According to Google’s instructions, its general language model adopts continuous self-supervised learning and continuous fine-tuning. The BEST-RQ algorithm continuously analyzes and learns language structure without external supervision, and automatically completes 80% of the learning volume.

In addition, the pre-training model is pre-trained through multi-objective supervision, including text injection, BEST-RQ, and supervised loss functions, etc., so as to integrate other data training results, so that the training model can understand the content and semantics described in the language. , and also fine-tune the final output result through the supervised loss function.

In such training results, Google said that without final fine-tuning through the supervised loss function, it has actually been able to obtain quite good semantic understanding and statement performance. It has been applied to YouTube’s language translation function and has been able to translate results in 73 languages. The word error rate (WER, Word Error Rate) achieves a performance lower than 30%.

In the comprehension performance of American English, Google also explained that the word error rate of its general language model is lower than that of other advanced language models, and the correct rate is even increased by 6%. Compared with the 18 languages ​​corresponding to the large language model Whisper proposed by OpenAI , its word error rate is 32.7% on average, while Whisper’s word error rate is below 40%.

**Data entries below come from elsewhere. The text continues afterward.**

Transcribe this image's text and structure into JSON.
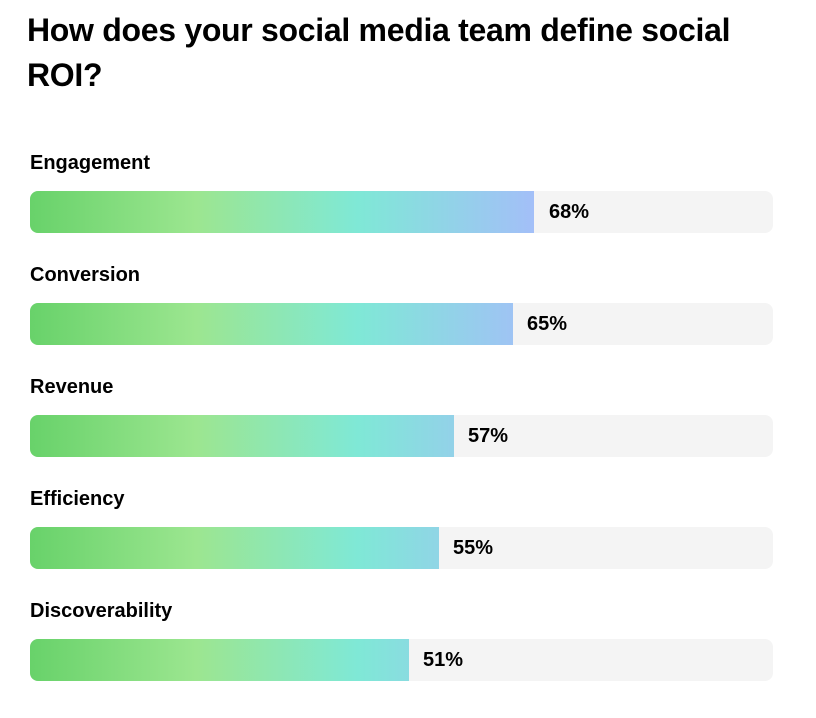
{
  "chart_data": {
    "type": "bar",
    "orientation": "horizontal",
    "title": "How does your social media team define social ROI?",
    "categories": [
      "Engagement",
      "Conversion",
      "Revenue",
      "Efficiency",
      "Discoverability"
    ],
    "values": [
      68,
      65,
      57,
      55,
      51
    ],
    "value_labels": [
      "68%",
      "65%",
      "57%",
      "55%",
      "51%"
    ],
    "xlim": [
      0,
      100
    ],
    "unit": "%",
    "grid": false,
    "colors": {
      "gradient": [
        "#68d26a",
        "#9ce690",
        "#7fe8d6",
        "#a3bff8"
      ],
      "track": "#f4f4f4"
    }
  }
}
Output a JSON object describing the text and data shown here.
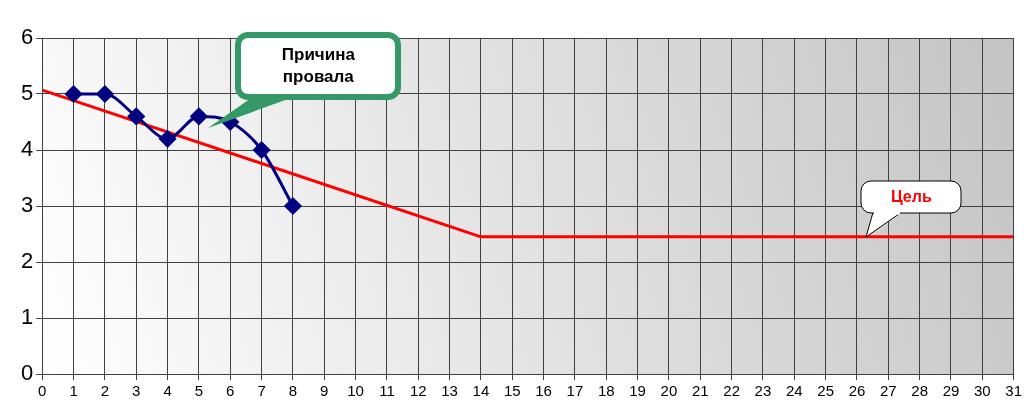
{
  "chart_data": {
    "type": "line",
    "xlim": [
      0,
      31
    ],
    "xticks": [
      0,
      1,
      2,
      3,
      4,
      5,
      6,
      7,
      8,
      9,
      10,
      11,
      12,
      13,
      14,
      15,
      16,
      17,
      18,
      19,
      20,
      21,
      22,
      23,
      24,
      25,
      26,
      27,
      28,
      29,
      30,
      31
    ],
    "ylim": [
      0,
      6
    ],
    "yticks": [
      0,
      1,
      2,
      3,
      4,
      5,
      6
    ],
    "grid": true,
    "legend": false,
    "series": [
      {
        "color": "#000080",
        "marker": "diamond",
        "x": [
          1,
          2,
          3,
          4,
          5,
          6,
          7,
          8
        ],
        "values": [
          5,
          5,
          4.6,
          4.2,
          4.6,
          4.5,
          4.0,
          3.0
        ]
      },
      {
        "color": "#ff0000",
        "marker": "none",
        "x": [
          0,
          14,
          31
        ],
        "values": [
          5.07,
          2.45,
          2.45
        ]
      }
    ],
    "annotations": [
      "Причина провала",
      {
        "text": "Цель",
        "x": 26.3,
        "y": 2.45
      }
    ]
  }
}
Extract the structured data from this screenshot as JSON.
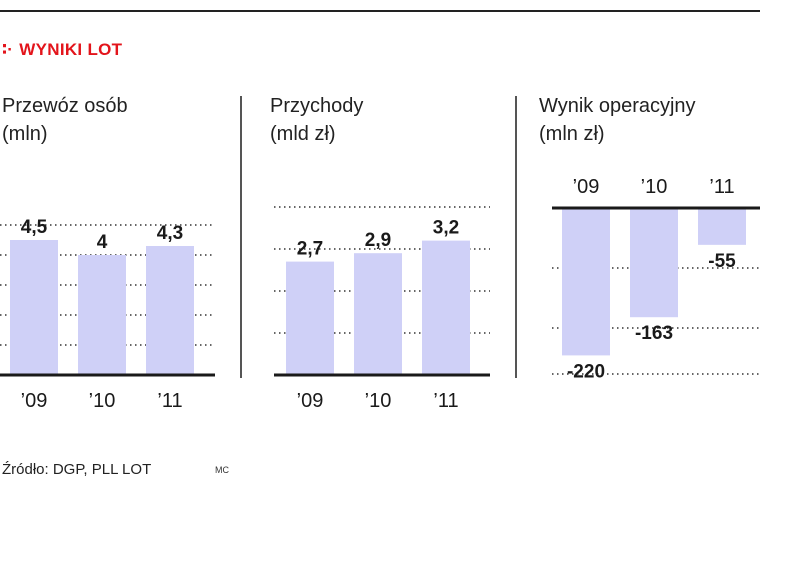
{
  "header": {
    "mark": "∶·",
    "title": "WYNIKI LOT"
  },
  "source": {
    "text": "Źródło: DGP, PLL LOT",
    "credit": "MC"
  },
  "colors": {
    "bar": "#cfd0f7",
    "axis": "#1a1a1a",
    "grid": "#333333",
    "header": "#e3141b"
  },
  "chart_data": [
    {
      "type": "bar",
      "title_line1": "Przewóz osób",
      "title_line2": "(mln)",
      "categories": [
        "’09",
        "’10",
        "’11"
      ],
      "values": [
        4.5,
        4,
        4.3
      ],
      "labels": [
        "4,5",
        "4",
        "4,3"
      ],
      "ylim": [
        0,
        5
      ]
    },
    {
      "type": "bar",
      "title_line1": "Przychody",
      "title_line2": "(mld zł)",
      "categories": [
        "’09",
        "’10",
        "’11"
      ],
      "values": [
        2.7,
        2.9,
        3.2
      ],
      "labels": [
        "2,7",
        "2,9",
        "3,2"
      ],
      "ylim": [
        0,
        4
      ]
    },
    {
      "type": "bar",
      "title_line1": "Wynik operacyjny",
      "title_line2": "(mln zł)",
      "categories": [
        "’09",
        "’10",
        "’11"
      ],
      "values": [
        -220,
        -163,
        -55
      ],
      "labels": [
        "-220",
        "-163",
        "-55"
      ],
      "ylim": [
        -220,
        0
      ]
    }
  ]
}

In other parts, Google emphasizes that in CORAAL, which corresponds to African-Americans using spoken English, SpeechStew, which mixes different accents, and FLEURS test performance, which corresponds to 102 languages, the accuracy of speech recognition results is higher than Whisper. In terms of automatic semantic translation performance, Google emphasizes that its general language model has a better score in BLEU than Whisper.

Google currently has research papers related to the general language model, and also provides this general language model API for researchers as more derivative research applications.

In the previous external explanation, Google believes that once the gap in language understanding is resolved, it will help promote more application development opportunities, and at the same time promote more services to attract everyone to use.